Greatest Hits Radio Dorset (North Dorset)

England;
- Frequencies: 97.4 MHz, 96.6 MHz

Programming
- Format: Classic Hits
- Network: Greatest Hits Radio

Ownership
- Owner: Bauer

History
- First air date: 25 June 1995

Links
- Website: Greatest Hits Radio

= Vale FM =

Greatest Hits Radio Dorset (North Dorset), formerly known as Vale FM, is an Independent Local Radio station broadcasting to Blackmore Vale and Cranborne Chase, from Shaftesbury, Dorset, in southern England.

==Background==

Vale FM started broadcasting on 25 June 1995 using the frequency 97.4MHz from a studio/transmitter site in the Longmead industrial estate, Shaftesbury. A relay was added at Blandford Forum on 16 November 1999 using the 96.6MHz frequency.

In the summer of 2008, Chris Carnegie, the founder and driving force behind the radio station, acquired Vale FM from The Local Radio Company and subsequently restructured and rebranded it.
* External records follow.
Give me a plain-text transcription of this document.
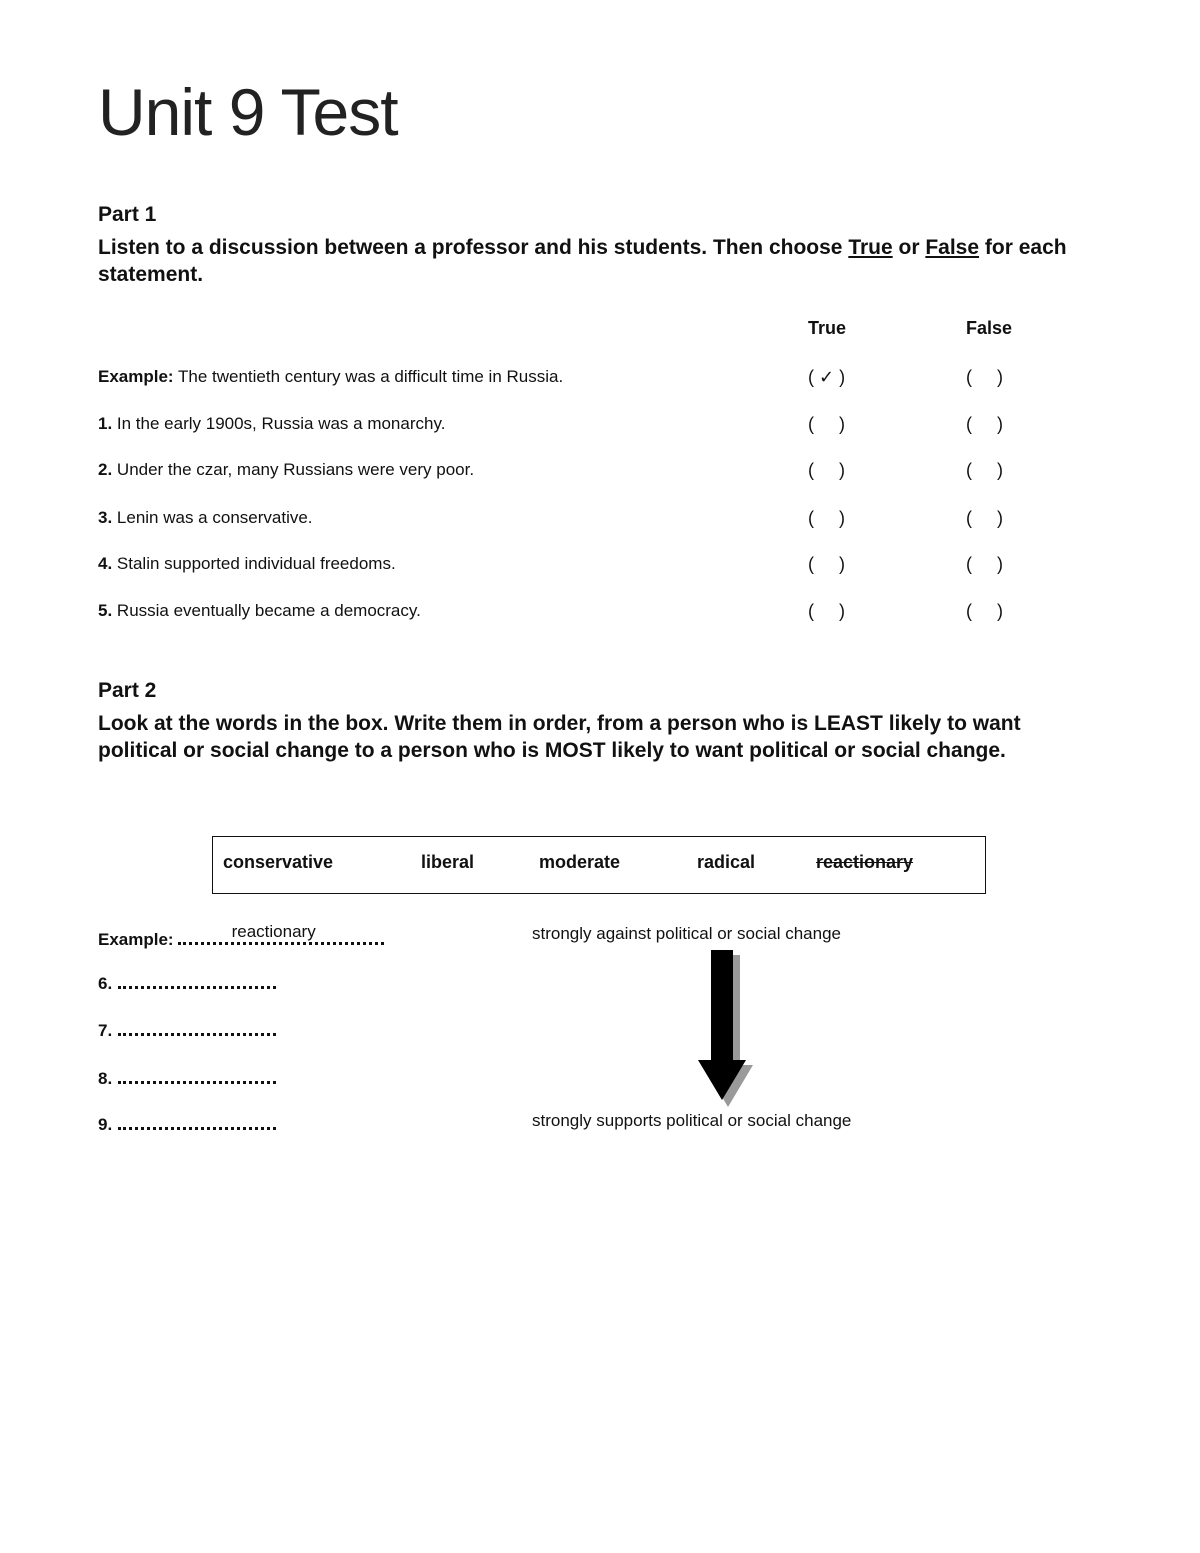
Unit 9 Test
Part 1

Listen to a discussion between a professor and his students. Then choose True or False for each statement.

True	False
Example: The twentieth century was a difficult time in Russia.	( ✓ )	(     )
1. In the early 1900s, Russia was a monarchy.	(     )	(     )
2. Under the czar, many Russians were very poor.	(     )	(     )
3. Lenin was a conservative.	(     )	(     )
4. Stalin supported individual freedoms.	(     )	(     )
5. Russia eventually became a democracy.	(     )	(     )
Part 2

Look at the words in the box. Write them in order, from a person who is LEAST likely to want political or social change to a person who is MOST likely to want political or social change.

conservative	liberal	moderate	radical	reactionary
Example:	reactionary
6.
7.
8.
9.
strongly against political or social change
strongly supports political or social change
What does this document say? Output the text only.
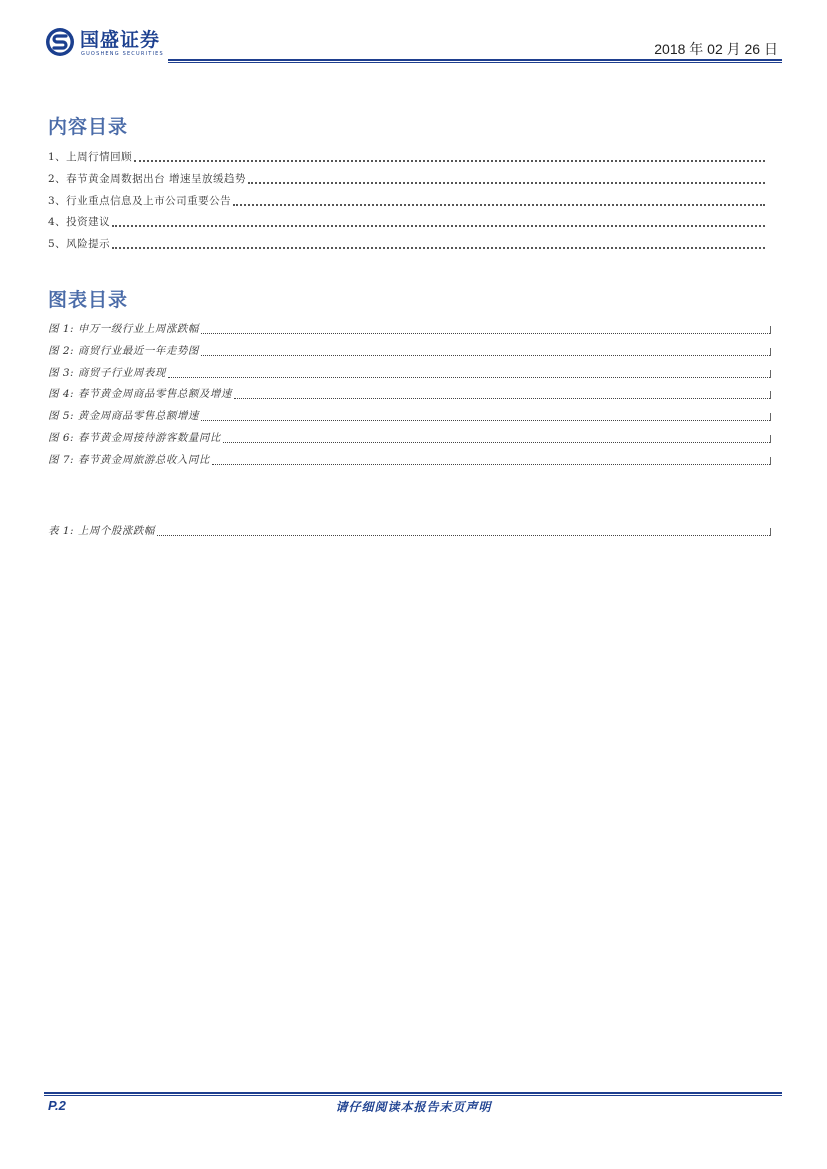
国盛证券
GUOSHENG SECURITIES	2018 年 02 月 26 日
内容目录
1、上周行情回顾
2、春节黄金周数据出台 增速呈放缓趋势
3、行业重点信息及上市公司重要公告
4、投资建议
5、风险提示
图表目录
图 1: 申万一级行业上周涨跌幅
图 2: 商贸行业最近一年走势图
图 3: 商贸子行业周表现
图 4: 春节黄金周商品零售总额及增速
图 5: 黄金周商品零售总额增速
图 6: 春节黄金周接待游客数量同比
图 7: 春节黄金周旅游总收入同比
表 1: 上周个股涨跌幅
请仔细阅读本报告末页声明
P.2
During TLRC's ownership, the station relocated its studios to the Longmead Industrial Estate in Shaftesbury, under the oversight of Programme Controller and Station Manager Stewart Smith. Midwest Radio – a project which saw the combining of programmes and resources with Ivel FM in Yeovil, now also identified as Midwest Radio. Carnegy left in March 2009 to join the BBC and the Midwest stations were acquired by Devon businesswoman Michele Roberts.

Cameron Smith continued to present the weekday morning breakfast show from Shaftesbury during the transition and also recorded a regular weekend 80s show. In May 2010, the Shaftesbury studios were closed, and all program production relocated to Yeovil. The breakfast show was taken over temporarily by David Mortimer and Cameron's long association with the station ended.

David Mortimer's temporary stewardship of the breakfast show ended on Friday 20 August 2010 and Jason Herbert, previously with Wessex FM, took over as the new breakfast presenter from the following Monday.

The Blackmore Vale Magazine reported that Midwest Radio had received permission from Ofcom to broadcast a single breakfast show. However, station manager John Baker stated, "The group had no plans to close either of its centres or to stop broadcasting separate breakfast shows for South Somerset and North Dorset. Although we now have permission from Ofcom to share our breakfast hours, we will not be doing this." Mr Baker implied that broadcasting was continuing from the Shaftesbury studios but this was not the case.

However, by March 2011 the breakfast show had indeed merged, with a single presenter – Steve Carpenter – based in Yeovil and the departure of Jason Herbert. And the fallacy that Mid West was continuing to broadcast from Shaftesbury also had come to an end with the local contact address now being given as "Compton Abbas Airfield, near Salisbury".

The station became part of the UKRD Group In 2020, Vale, along with the other UKRD stations, were sold to Bauer Media and the station was
rebranded as Greatest Hits Radio Salisbury in September 2020, as part of their national Greatest Hits Radio network. It now broadcasts national and regional music programmes with local news bulletins.